Bu durum vergi affına göre oldukça farklı. Vergi affı uygulamalarında vergi kaçıranlar, bir şekilde affedilmiş, paçayı kurtarmış oluyor.
Ama yapılandırma, beyan edilmiş ve tahakkuk etmiş vergi borçlarına yapılıyor. Yani mükellef, vergisini hesaplamış, gelmiş devlete beyan vermiş, bildirmiş. Yani dürüst davranmış.
Bu yönüyle vergi yapılandırmasının vergi affına göre masum olduğunu ve hatta bazı dürüst mükelleflere nefes aldırdığını rahatlıkla söyleyebiliriz.

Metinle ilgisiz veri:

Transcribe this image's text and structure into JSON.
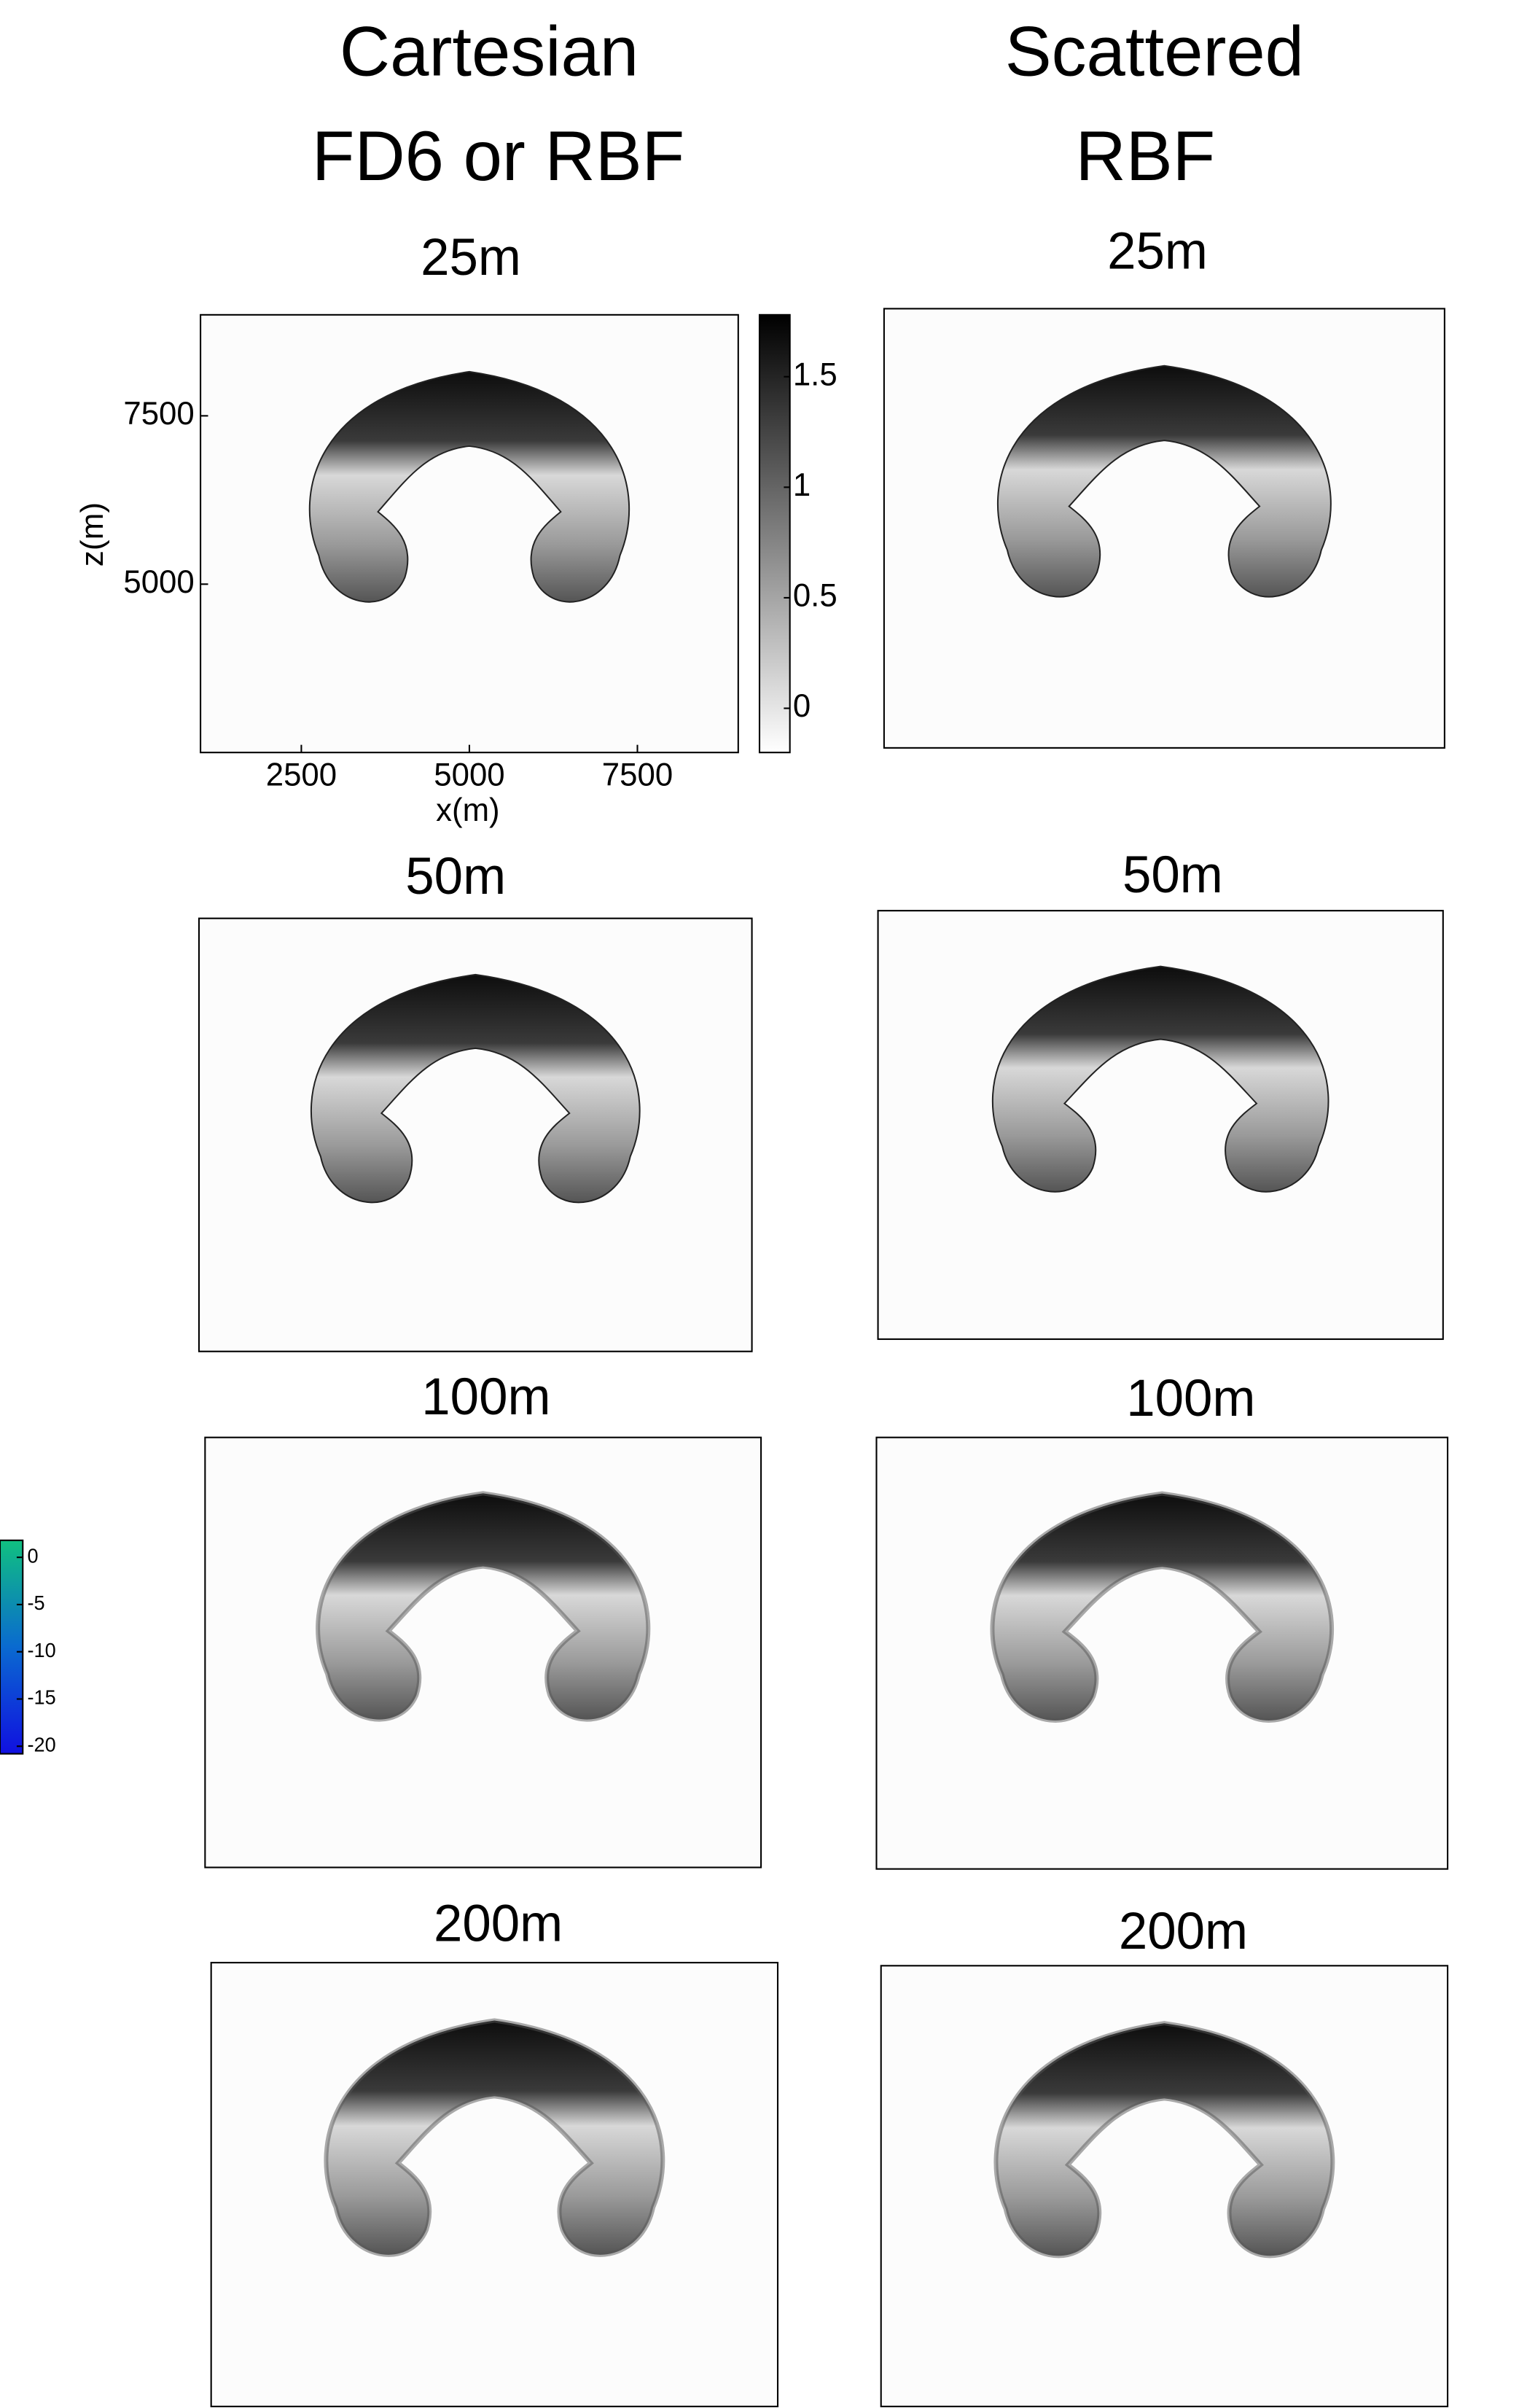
{
  "columns": [
    {
      "title": "Cartesian",
      "subtitle": "FD6 or RBF",
      "panels": [
        "25m",
        "50m",
        "100m",
        "200m"
      ]
    },
    {
      "title": "Scattered",
      "subtitle": "RBF",
      "panels": [
        "25m",
        "50m",
        "100m",
        "200m"
      ]
    }
  ],
  "axes": {
    "xlabel": "x(m)",
    "ylabel": "z(m)",
    "xlim": [
      1000,
      9000
    ],
    "xticks": [
      2500,
      5000,
      7500
    ],
    "ylim": [
      2500,
      9000
    ],
    "yticks": [
      5000,
      7500
    ]
  },
  "colorbar": {
    "lim": [
      -0.2,
      1.78
    ],
    "ticks": [
      0,
      0.5,
      1,
      1.5
    ]
  },
  "colorbar2": {
    "lim": [
      -20.8,
      1.8
    ],
    "ticks": [
      0,
      -5,
      -10,
      -15,
      -20
    ]
  }
}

Ekonomide sıkı tedbirlerin uygulandığı bu dönemde, bazı sektörlerde işlerin çok kötü gittiğini hepimiz görüyoruz. Zaten Sayın Bakan açıklamalarında, emek yoğun sektörler için ilave tedbir sinyali de verdi.
Sıkı maliye politikası uygulamaları çerçevesinde; e-hacizler, banka blokeleri, araç-gayrimenkul satış ilanları derken mükellefler bir hayli bunalmış durumda.
Bu noktada, ödeme gücü olanla olmayanı ayırt etmek daha kritik hale gelmiş bulunuyor.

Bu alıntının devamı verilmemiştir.